X-ray fluorescence, a form of elemental analysis, can be used to identify pigments. X-ray fluorescence indicated a significant copper content in the Virgin's robe, suggesting the artist's use of azurite, a typical blue pigment employed in sixteenth-century Italian painting.
Possibly Buonviso collection, Rome, seventeenth and eighteenth centuries (List 1 Ms. Inventory ["Inventario dei quadri dell'eredita del Signor Buonviso assegnati al sig.e Alessandro / Secolo XVI–XVII"], fol. 3, no. 70: "quadro in tavola con Gesu, Giuseppe, e Maria che con un velo cuopre il Bambino di Raffaello d'Urbino / cornice dorata." List 2 Ms. Inventory ["Quadri"], unnumbered, fourth from top: "Un Detto in tavola colla madonna, il Bamb. e S.Giuseppe di Raffaello / non lavato mai." List 3 Ms.

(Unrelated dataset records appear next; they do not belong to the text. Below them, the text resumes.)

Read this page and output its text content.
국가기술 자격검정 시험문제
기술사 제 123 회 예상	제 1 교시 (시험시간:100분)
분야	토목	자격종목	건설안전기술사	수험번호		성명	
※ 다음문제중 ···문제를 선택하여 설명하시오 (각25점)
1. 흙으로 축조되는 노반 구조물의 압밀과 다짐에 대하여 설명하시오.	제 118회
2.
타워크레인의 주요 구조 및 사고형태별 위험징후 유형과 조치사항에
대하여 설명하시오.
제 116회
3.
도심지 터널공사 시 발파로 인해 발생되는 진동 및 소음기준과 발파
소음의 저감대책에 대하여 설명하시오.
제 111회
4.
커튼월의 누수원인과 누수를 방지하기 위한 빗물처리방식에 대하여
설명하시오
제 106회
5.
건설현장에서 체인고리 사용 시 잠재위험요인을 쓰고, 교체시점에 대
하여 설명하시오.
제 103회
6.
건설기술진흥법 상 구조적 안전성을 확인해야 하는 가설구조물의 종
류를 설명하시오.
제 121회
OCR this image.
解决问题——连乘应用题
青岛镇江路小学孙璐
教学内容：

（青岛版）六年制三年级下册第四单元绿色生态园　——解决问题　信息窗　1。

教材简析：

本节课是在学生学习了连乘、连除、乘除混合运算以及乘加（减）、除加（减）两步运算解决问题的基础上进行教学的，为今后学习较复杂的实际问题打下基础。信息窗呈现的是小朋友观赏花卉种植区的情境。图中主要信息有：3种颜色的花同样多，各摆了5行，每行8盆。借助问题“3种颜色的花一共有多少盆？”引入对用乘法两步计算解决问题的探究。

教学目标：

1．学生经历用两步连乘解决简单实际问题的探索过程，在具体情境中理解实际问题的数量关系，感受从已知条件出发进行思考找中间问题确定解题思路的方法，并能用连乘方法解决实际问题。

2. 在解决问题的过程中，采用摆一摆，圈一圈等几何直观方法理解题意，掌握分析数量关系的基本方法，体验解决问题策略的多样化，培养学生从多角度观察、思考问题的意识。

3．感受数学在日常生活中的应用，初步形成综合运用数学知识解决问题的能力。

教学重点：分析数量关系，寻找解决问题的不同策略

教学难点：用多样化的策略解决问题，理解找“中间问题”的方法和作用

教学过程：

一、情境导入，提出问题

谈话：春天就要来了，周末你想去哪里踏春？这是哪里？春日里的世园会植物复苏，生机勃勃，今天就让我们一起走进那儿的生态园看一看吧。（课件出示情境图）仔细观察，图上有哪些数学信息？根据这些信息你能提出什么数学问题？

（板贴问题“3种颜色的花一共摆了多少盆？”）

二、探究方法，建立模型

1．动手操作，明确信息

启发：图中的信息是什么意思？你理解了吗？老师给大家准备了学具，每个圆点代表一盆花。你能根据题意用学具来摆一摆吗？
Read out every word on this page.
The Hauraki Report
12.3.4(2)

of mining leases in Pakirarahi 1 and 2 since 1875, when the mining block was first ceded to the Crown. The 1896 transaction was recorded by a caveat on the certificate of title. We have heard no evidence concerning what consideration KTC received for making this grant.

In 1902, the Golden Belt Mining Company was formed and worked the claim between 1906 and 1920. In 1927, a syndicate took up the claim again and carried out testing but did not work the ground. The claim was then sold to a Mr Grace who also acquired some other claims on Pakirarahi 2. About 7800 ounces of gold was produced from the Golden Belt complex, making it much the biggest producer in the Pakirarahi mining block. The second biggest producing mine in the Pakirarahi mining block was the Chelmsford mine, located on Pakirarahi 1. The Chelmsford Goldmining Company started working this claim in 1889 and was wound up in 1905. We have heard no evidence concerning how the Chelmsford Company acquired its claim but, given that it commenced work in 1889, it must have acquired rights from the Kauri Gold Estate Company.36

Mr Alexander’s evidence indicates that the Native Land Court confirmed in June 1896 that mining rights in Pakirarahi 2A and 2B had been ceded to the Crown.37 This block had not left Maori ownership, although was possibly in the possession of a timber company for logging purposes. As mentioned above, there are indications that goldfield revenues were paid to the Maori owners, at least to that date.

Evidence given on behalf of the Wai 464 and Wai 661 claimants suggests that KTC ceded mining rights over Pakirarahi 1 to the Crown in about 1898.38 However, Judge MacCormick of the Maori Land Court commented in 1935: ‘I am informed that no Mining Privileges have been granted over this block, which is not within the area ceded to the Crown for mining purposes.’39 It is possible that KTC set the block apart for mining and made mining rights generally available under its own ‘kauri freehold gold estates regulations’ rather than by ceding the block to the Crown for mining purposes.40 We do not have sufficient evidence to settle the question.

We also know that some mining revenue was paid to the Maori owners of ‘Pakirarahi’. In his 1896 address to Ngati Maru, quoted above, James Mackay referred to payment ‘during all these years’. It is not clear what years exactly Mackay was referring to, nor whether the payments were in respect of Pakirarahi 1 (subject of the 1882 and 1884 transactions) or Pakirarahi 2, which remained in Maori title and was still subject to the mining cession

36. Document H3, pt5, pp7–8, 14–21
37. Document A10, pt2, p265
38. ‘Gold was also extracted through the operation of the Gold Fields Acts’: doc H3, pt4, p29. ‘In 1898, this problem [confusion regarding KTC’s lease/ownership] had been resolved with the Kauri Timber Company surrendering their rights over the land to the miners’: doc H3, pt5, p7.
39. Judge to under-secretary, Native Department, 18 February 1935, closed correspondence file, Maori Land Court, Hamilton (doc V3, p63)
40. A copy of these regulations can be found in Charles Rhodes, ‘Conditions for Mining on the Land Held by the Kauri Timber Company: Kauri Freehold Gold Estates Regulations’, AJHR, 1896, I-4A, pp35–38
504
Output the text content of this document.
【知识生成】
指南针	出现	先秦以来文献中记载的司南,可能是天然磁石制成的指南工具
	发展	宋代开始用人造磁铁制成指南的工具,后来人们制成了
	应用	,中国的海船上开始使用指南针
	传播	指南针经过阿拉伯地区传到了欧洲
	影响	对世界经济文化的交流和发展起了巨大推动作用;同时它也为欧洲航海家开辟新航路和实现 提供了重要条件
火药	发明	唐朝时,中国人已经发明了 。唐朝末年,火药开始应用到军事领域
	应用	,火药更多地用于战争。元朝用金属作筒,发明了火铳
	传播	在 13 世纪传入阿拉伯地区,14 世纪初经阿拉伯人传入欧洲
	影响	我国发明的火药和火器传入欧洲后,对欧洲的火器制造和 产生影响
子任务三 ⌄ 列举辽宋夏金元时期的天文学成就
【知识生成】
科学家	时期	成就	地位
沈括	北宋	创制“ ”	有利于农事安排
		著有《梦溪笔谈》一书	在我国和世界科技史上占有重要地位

Inventory ["Nota dei Quadri—1600–1776], fol. 7: "Quadro in Tavola bislongo, con Gesu, la Madonna, e S. Giuseppe, di Raffaello d'Urbino"; by descent to Marchese Francesco Montecatini Buonvisi, 1838 (according to Cecil Gould and Sylvie Béguin, La Madone de Lorette, exhibition catalogue, Réunion des Musées Nationaux, Paris, and Musée Condé, Chantilly, 1979, pp.18, 32, 64, no. 38); G. or W. Kennedy Laurie, Florence; Charles Fairfax Murray, London; from whom purchased through Galerie Alexandre Imbert in 1910 [invoice of March–June 1910 in Morgan Library & Museum archive, as Raphael, together with four painted portraits by Tommaso di Stefano, Nattier, Reynolds, and Largilliere, for £40,000 and delivered to Princes Gate, London].
An old photograph from the ca.1910 shows the painting at the center of the east wall in the West Room (Mr. Morgan's Study), where now hangs a painting by Cima da Conegliano.
In 1927 the painting hung near the center on the south wall of the West Room (Mr. Morgan's Study) and was no. 21 in the inventory of works loaned to the Morgan Library by J. Pierpont Morgan, Jr.
J. A. Crowe and G.B. Cavalcaselle, Raphael: His Life and Works, London, 1882–85, pp. 110–11.
Cecil Gould and Sylvie Béguin, La Madone de Lorette, exhibition catalogue, Réunion des Musées Nationaux, Paris, and Musée Condé, Chantilly, 1979, pp.18, 32, 64, no. 38.
David Alan Brown, Raphael in America, exhibition catalogue, National Gallery of Art, Washington, 1983, pp. 33, 69–72, no. 37, fig. 14.